Laboratory of Computational Neurophysics, Convergence Research Center for Brain Science, Brain Science Institute, Korea Institute of Science and Technology, 02792 Seoul, Republic of Korea.
Department of Physics and Astronomy and Center for Theoretical Physics, Seoul National University, 08826 Seoul, Republic of Korea.
Front Biosci (Landmark Ed). 2021 Oct 30;26(10):723-739. doi: 10.52586/4983.
: Ever since the seminal work by McCulloch and Pitts, the theory of neural computation and its philosophical foundation known as 'computationalism' have been central to brain-inspired artificial intelligence (AI) technologies. The present study describes neural dynamics and neural coding approaches to understand the mechanisms of neural computation. The primary focus is to characterize the multiscale nature of logic computations in the brain, which might occur at a single neuron level, between neighboring neurons via synaptic transmission, and at the neural circuit level. : For this, we begin the analysis with simple neuron models to account for basic Boolean logic operations at a single neuron level and then move on to the phenomenological neuron models to explain the neural computation from the viewpoints of neural dynamics and neural coding.
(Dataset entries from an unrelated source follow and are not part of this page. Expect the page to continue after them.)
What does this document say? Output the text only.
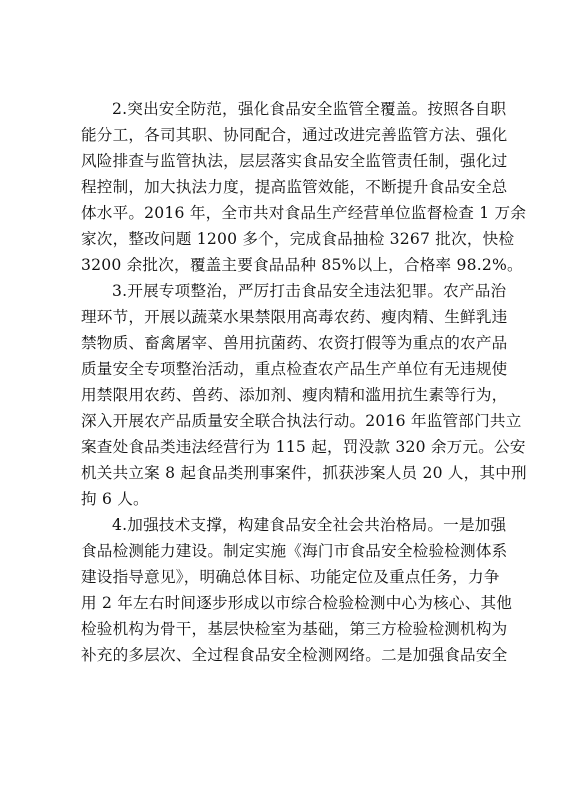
2.突出安全防范，强化食品安全监管全覆盖。按照各自职
能分工，各司其职、协同配合，通过改进完善监管方法、强化
风险排查与监管执法，层层落实食品安全监管责任制，强化过
程控制，加大执法力度，提高监管效能，不断提升食品安全总
体水平。2016 年，全市共对食品生产经营单位监督检查 1 万余
家次，整改问题 1200 多个，完成食品抽检 3267 批次，快检
3200 余批次，覆盖主要食品品种 85%以上，合格率 98.2%。
3.开展专项整治，严厉打击食品安全违法犯罪。农产品治
理环节，开展以蔬菜水果禁限用高毒农药、瘦肉精、生鲜乳违
禁物质、畜禽屠宰、兽用抗菌药、农资打假等为重点的农产品
质量安全专项整治活动，重点检查农产品生产单位有无违规使
用禁限用农药、兽药、添加剂、瘦肉精和滥用抗生素等行为，
深入开展农产品质量安全联合执法行动。2016 年监管部门共立
案查处食品类违法经营行为 115 起，罚没款 320 余万元。公安
机关共立案 8 起食品类刑事案件，抓获涉案人员 20 人，其中刑
拘 6 人。
4.加强技术支撑，构建食品安全社会共治格局。一是加强
食品检测能力建设。制定实施《海门市食品安全检验检测体系
建设指导意见》，明确总体目标、功能定位及重点任务，力争
用 2 年左右时间逐步形成以市综合检验检测中心为核心、其他
检验机构为骨干，基层快检室为基础，第三方检验检测机构为
补充的多层次、全过程食品安全检测网络。二是加强食品安全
The roles of synaptic transmission in neural computation are investigated using biologically realistic multi-compartment neuron models: two representative computational entities, CA1 pyramidal neuron in the hippocampus and Purkinje fiber in the cerebellum, are analyzed in the information-theoretic framework. We then construct two-dimensional mutual information maps, which demonstrate that the synaptic transmission can process not only basic AND/OR Boolean logic operations but also the linearly non-separable XOR function. Finally, we provide an overview of the evolutionary algorithm and discuss its benefits in automated neural circuit design for logic operations. : This study provides a comprehensive perspective on the multiscale logic operations in the brain from both neural dynamics and neural coding viewpoints. It should thus be beneficial for understanding computational principles of the brain and may help design biologically plausible neuron models for AI devices.
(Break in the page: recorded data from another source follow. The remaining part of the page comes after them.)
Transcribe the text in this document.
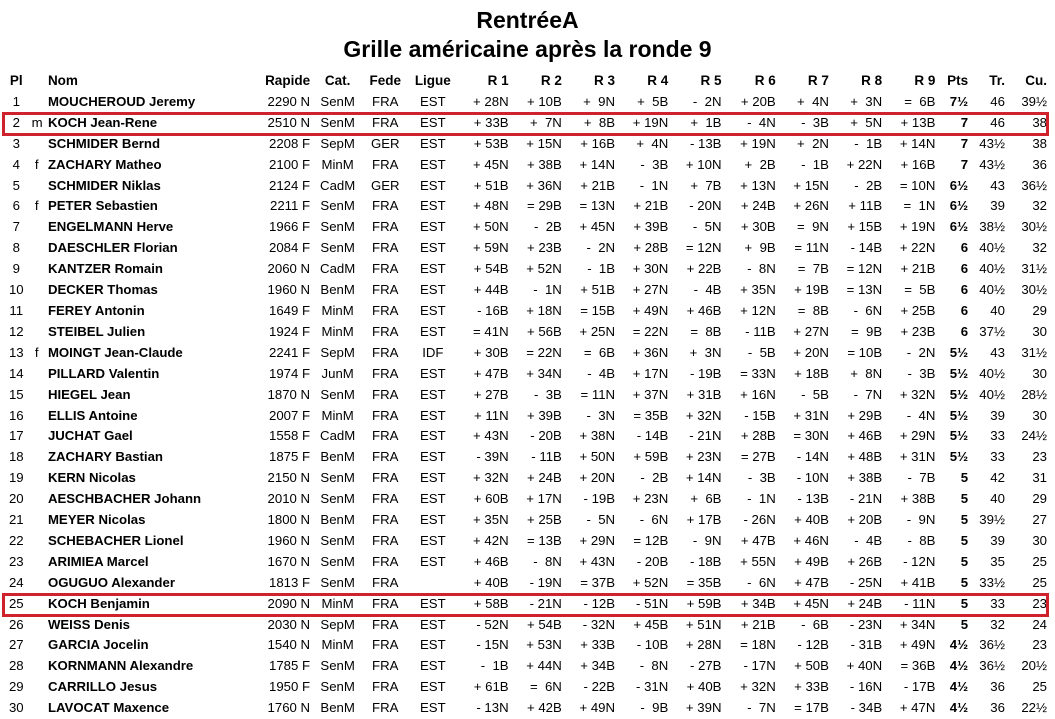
RentréeA
Grille américaine après la ronde 9
Pl		Nom	Rapide	Cat.	Fede	Ligue	R 1	R 2	R 3	R 4	R 5	R 6	R 7	R 8	R 9	Pts	Tr.	Cu.
1		MOUCHEROUD Jeremy	2290 N	SenM	FRA	EST	+ 28N	+ 10B	+  9N	+  5B	-  2N	+ 20B	+  4N	+  3N	=  6B	7½	46	39½
2	m	KOCH Jean-Rene	2510 N	SenM	FRA	EST	+ 33B	+  7N	+  8B	+ 19N	+  1B	-  4N	-  3B	+  5N	+ 13B	7	46	38
3		SCHMIDER Bernd	2208 F	SepM	GER	EST	+ 53B	+ 15N	+ 16B	+  4N	- 13B	+ 19N	+  2N	-  1B	+ 14N	7	43½	38
4	f	ZACHARY Matheo	2100 F	MinM	FRA	EST	+ 45N	+ 38B	+ 14N	-  3B	+ 10N	+  2B	-  1B	+ 22N	+ 16B	7	43½	36
5		SCHMIDER Niklas	2124 F	CadM	GER	EST	+ 51B	+ 36N	+ 21B	-  1N	+  7B	+ 13N	+ 15N	-  2B	= 10N	6½	43	36½
6	f	PETER Sebastien	2211 F	SenM	FRA	EST	+ 48N	= 29B	= 13N	+ 21B	- 20N	+ 24B	+ 26N	+ 11B	=  1N	6½	39	32
7		ENGELMANN Herve	1966 F	SenM	FRA	EST	+ 50N	-  2B	+ 45N	+ 39B	-  5N	+ 30B	=  9N	+ 15B	+ 19N	6½	38½	30½
8		DAESCHLER Florian	2084 F	SenM	FRA	EST	+ 59N	+ 23B	-  2N	+ 28B	= 12N	+  9B	= 11N	- 14B	+ 22N	6	40½	32
9		KANTZER Romain	2060 N	CadM	FRA	EST	+ 54B	+ 52N	-  1B	+ 30N	+ 22B	-  8N	=  7B	= 12N	+ 21B	6	40½	31½
10		DECKER Thomas	1960 N	BenM	FRA	EST	+ 44B	-  1N	+ 51B	+ 27N	-  4B	+ 35N	+ 19B	= 13N	=  5B	6	40½	30½
11		FEREY Antonin	1649 F	MinM	FRA	EST	- 16B	+ 18N	= 15B	+ 49N	+ 46B	+ 12N	=  8B	-  6N	+ 25B	6	40	29
12		STEIBEL Julien	1924 F	MinM	FRA	EST	= 41N	+ 56B	+ 25N	= 22N	=  8B	- 11B	+ 27N	=  9B	+ 23B	6	37½	30
13	f	MOINGT Jean-Claude	2241 F	SepM	FRA	IDF	+ 30B	= 22N	=  6B	+ 36N	+  3N	-  5B	+ 20N	= 10B	-  2N	5½	43	31½
14		PILLARD Valentin	1974 F	JunM	FRA	EST	+ 47B	+ 34N	-  4B	+ 17N	- 19B	= 33N	+ 18B	+  8N	-  3B	5½	40½	30
15		HIEGEL Jean	1870 N	SenM	FRA	EST	+ 27B	-  3B	= 11N	+ 37N	+ 31B	+ 16N	-  5B	-  7N	+ 32N	5½	40½	28½
16		ELLIS Antoine	2007 F	MinM	FRA	EST	+ 11N	+ 39B	-  3N	= 35B	+ 32N	- 15B	+ 31N	+ 29B	-  4N	5½	39	30
17		JUCHAT Gael	1558 F	CadM	FRA	EST	+ 43N	- 20B	+ 38N	- 14B	- 21N	+ 28B	= 30N	+ 46B	+ 29N	5½	33	24½
18		ZACHARY Bastian	1875 F	BenM	FRA	EST	- 39N	- 11B	+ 50N	+ 59B	+ 23N	= 27B	- 14N	+ 48B	+ 31N	5½	33	23
19		KERN Nicolas	2150 N	SenM	FRA	EST	+ 32N	+ 24B	+ 20N	-  2B	+ 14N	-  3B	- 10N	+ 38B	-  7B	5	42	31
20		AESCHBACHER Johann	2010 N	SenM	FRA	EST	+ 60B	+ 17N	- 19B	+ 23N	+  6B	-  1N	- 13B	- 21N	+ 38B	5	40	29
21		MEYER Nicolas	1800 N	BenM	FRA	EST	+ 35N	+ 25B	-  5N	-  6N	+ 17B	- 26N	+ 40B	+ 20B	-  9N	5	39½	27
22		SCHEBACHER Lionel	1960 N	SenM	FRA	EST	+ 42N	= 13B	+ 29N	= 12B	-  9N	+ 47B	+ 46N	-  4B	-  8B	5	39	30
23		ARIMIEA Marcel	1670 N	SenM	FRA	EST	+ 46B	-  8N	+ 43N	- 20B	- 18B	+ 55N	+ 49B	+ 26B	- 12N	5	35	25
24		OGUGUO Alexander	1813 F	SenM	FRA		+ 40B	- 19N	= 37B	+ 52N	= 35B	-  6N	+ 47B	- 25N	+ 41B	5	33½	25
25		KOCH Benjamin	2090 N	MinM	FRA	EST	+ 58B	- 21N	- 12B	- 51N	+ 59B	+ 34B	+ 45N	+ 24B	- 11N	5	33	23
26		WEISS Denis	2030 N	SepM	FRA	EST	- 52N	+ 54B	- 32N	+ 45B	+ 51N	+ 21B	-  6B	- 23N	+ 34N	5	32	24
27		GARCIA Jocelin	1540 N	MinM	FRA	EST	- 15N	+ 53N	+ 33B	- 10B	+ 28N	= 18N	- 12B	- 31B	+ 49N	4½	36½	23
28		KORNMANN Alexandre	1785 F	SenM	FRA	EST	-  1B	+ 44N	+ 34B	-  8N	- 27B	- 17N	+ 50B	+ 40N	= 36B	4½	36½	20½
29		CARRILLO Jesus	1950 F	SenM	FRA	EST	+ 61B	=  6N	- 22B	- 31N	+ 40B	+ 32N	+ 33B	- 16N	- 17B	4½	36	25
30		LAVOCAT Maxence	1760 N	BenM	FRA	EST	- 13N	+ 42B	+ 49N	-  9B	+ 39N	-  7N	= 17B	- 34B	+ 47N	4½	36	22½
自从 McCulloch 和 Pitts 的开创性工作以来,神经计算理论及其被称为“计算主义”的哲学基础一直是受大脑启发的人工智能 (AI) 技术的核心。本研究描述了神经动力学和神经编码方法,以了解神经计算的机制。主要重点是表征大脑中逻辑计算的多尺度性质,这些性质可能发生在单个神经元水平、通过突触传递在相邻神经元之间,以及在神经回路水平上。
为此,我们从简单的神经元模型开始分析,以解释单个神经元水平上的基本布尔逻辑运算,然后转向现象神经元模型,从神经动力学和神经编码的角度解释神经计算。使用具有生物现实性的多腔室神经元模型研究突触传递在神经计算中的作用:在信息论框架中分析了两个代表性的计算实体,海马体中的 CA1 锥体神经元和小脑中的浦肯野纤维。然后,我们构建二维互信息图,证明突触传递不仅可以处理基本的 AND/OR 布尔逻辑运算,还可以处理线性不可分的 XOR 函数。最后,我们对进化算法进行了概述,并讨论了其在自动神经电路设计中的逻辑运算中的优势。
本研究从神经动力学和神经编码的角度提供了对大脑中多尺度逻辑运算的全面视角。因此,它有助于理解大脑的计算原理,并可能有助于设计用于 AI 设备的具有生物学合理性的神经元模型。